Input-First Design
The system should accommodate the human, not the other way around.
Before the enterprise work, I taught special education in Brooklyn. A self-contained classroom, twelve students, every subject. The whole job was reading each student: what they actually needed, what the system was asking of them that they couldn’t give, where the accommodation had to happen for them to get through the material.
That skill transferred directly into everything I’ve built since. Every system I design starts by reading the person on the other end before designing anything. What does the system receiving this actually need?

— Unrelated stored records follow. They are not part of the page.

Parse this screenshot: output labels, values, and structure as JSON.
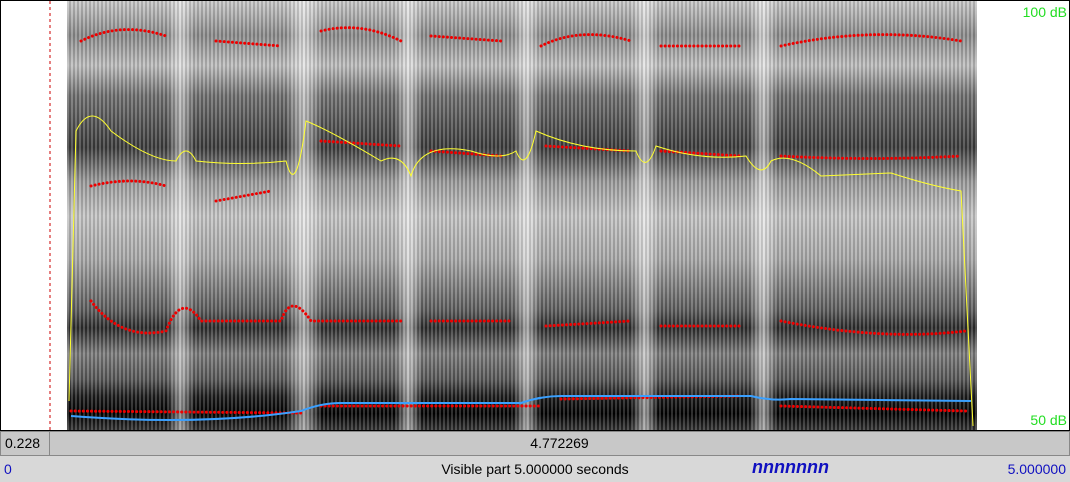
{
  "editor": {
    "intensity_max": "100 dB",
    "intensity_min": "50 dB",
    "selection": {
      "start": "0.228",
      "duration": "4.772269"
    },
    "window": {
      "start": "0",
      "visible": "Visible part 5.000000 seconds",
      "label": "nnnnnnn",
      "end": "5.000000"
    }
  }
}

AI tools get this backwards. They want structured input: organized prompts, formatted requests, clear parameters. But creative thinking doesn’t arrive structured. It arrives raw, partial, connected to things you haven’t articulated yet. If you have to organize your thinking before the tool will accept it, you’re doing the tool’s job for it. The accommodation is flowing in the wrong direction.

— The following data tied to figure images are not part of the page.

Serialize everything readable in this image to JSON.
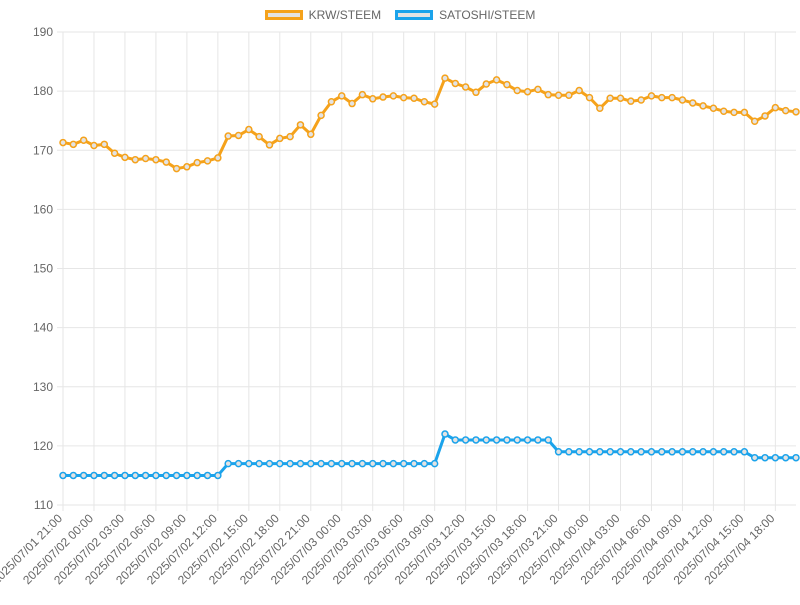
{
  "chart_data": {
    "type": "line",
    "title": "",
    "xlabel": "",
    "ylabel": "",
    "ylim": [
      110,
      190
    ],
    "yticks": [
      110,
      120,
      130,
      140,
      150,
      160,
      170,
      180,
      190
    ],
    "grid": true,
    "legend_position": "top-center",
    "x_tick_labels": [
      "2025/07/01 21:00",
      "2025/07/02 00:00",
      "2025/07/02 03:00",
      "2025/07/02 06:00",
      "2025/07/02 09:00",
      "2025/07/02 12:00",
      "2025/07/02 15:00",
      "2025/07/02 18:00",
      "2025/07/02 21:00",
      "2025/07/03 00:00",
      "2025/07/03 03:00",
      "2025/07/03 06:00",
      "2025/07/03 09:00",
      "2025/07/03 12:00",
      "2025/07/03 15:00",
      "2025/07/03 18:00",
      "2025/07/03 21:00",
      "2025/07/04 00:00",
      "2025/07/04 03:00",
      "2025/07/04 06:00",
      "2025/07/04 09:00",
      "2025/07/04 12:00",
      "2025/07/04 15:00",
      "2025/07/04 18:00"
    ],
    "points_per_tick": 3,
    "series": [
      {
        "name": "KRW/STEEM",
        "color": "#f5a21b",
        "fill": "#e3e3e3",
        "values": [
          171.3,
          171.0,
          171.7,
          170.8,
          171.0,
          169.5,
          168.8,
          168.4,
          168.6,
          168.4,
          168.0,
          166.9,
          167.2,
          167.9,
          168.2,
          168.7,
          172.4,
          172.5,
          173.5,
          172.3,
          170.9,
          172.0,
          172.3,
          174.3,
          172.7,
          175.9,
          178.2,
          179.2,
          177.9,
          179.4,
          178.7,
          179.0,
          179.2,
          178.9,
          178.8,
          178.2,
          177.8,
          182.2,
          181.3,
          180.7,
          179.8,
          181.2,
          181.9,
          181.1,
          180.1,
          179.9,
          180.3,
          179.4,
          179.3,
          179.3,
          180.1,
          178.9,
          177.1,
          178.8,
          178.8,
          178.3,
          178.5,
          179.2,
          178.9,
          178.9,
          178.5,
          178.0,
          177.5,
          177.1,
          176.6,
          176.4,
          176.4,
          174.9,
          175.8,
          177.2,
          176.7,
          176.5
        ]
      },
      {
        "name": "SATOSHI/STEEM",
        "color": "#1ba3eb",
        "fill": "#e3e3e3",
        "values": [
          115,
          115,
          115,
          115,
          115,
          115,
          115,
          115,
          115,
          115,
          115,
          115,
          115,
          115,
          115,
          115,
          117,
          117,
          117,
          117,
          117,
          117,
          117,
          117,
          117,
          117,
          117,
          117,
          117,
          117,
          117,
          117,
          117,
          117,
          117,
          117,
          117,
          122,
          121,
          121,
          121,
          121,
          121,
          121,
          121,
          121,
          121,
          121,
          119,
          119,
          119,
          119,
          119,
          119,
          119,
          119,
          119,
          119,
          119,
          119,
          119,
          119,
          119,
          119,
          119,
          119,
          119,
          118,
          118,
          118,
          118,
          118
        ]
      }
    ]
  }
}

FormWork reverses that. You dump your thinking raw. The structure comes after, not before. The system accommodates how you actually work. The friction is removed at the point of input, not at the point of thought.
System
FormWork is the coordination harness. Named after concrete formwork: the structure that holds everything in position while the work is wet. The forms come off when the concrete can hold itself.
Research
Accommodation Design is the principle: build structure that accommodates without requiring anyone to explain what they need. Input Inversion is the mechanism: reverse the direction of accommodation so the tool serves the human.
Evidence
Encore: thirteen years of accommodating a platform through technology shifts, keeping structural coherence while everything around it changed. Lionfish: diagnosing what happens when nobody designs the accommodation layer and the system breaks.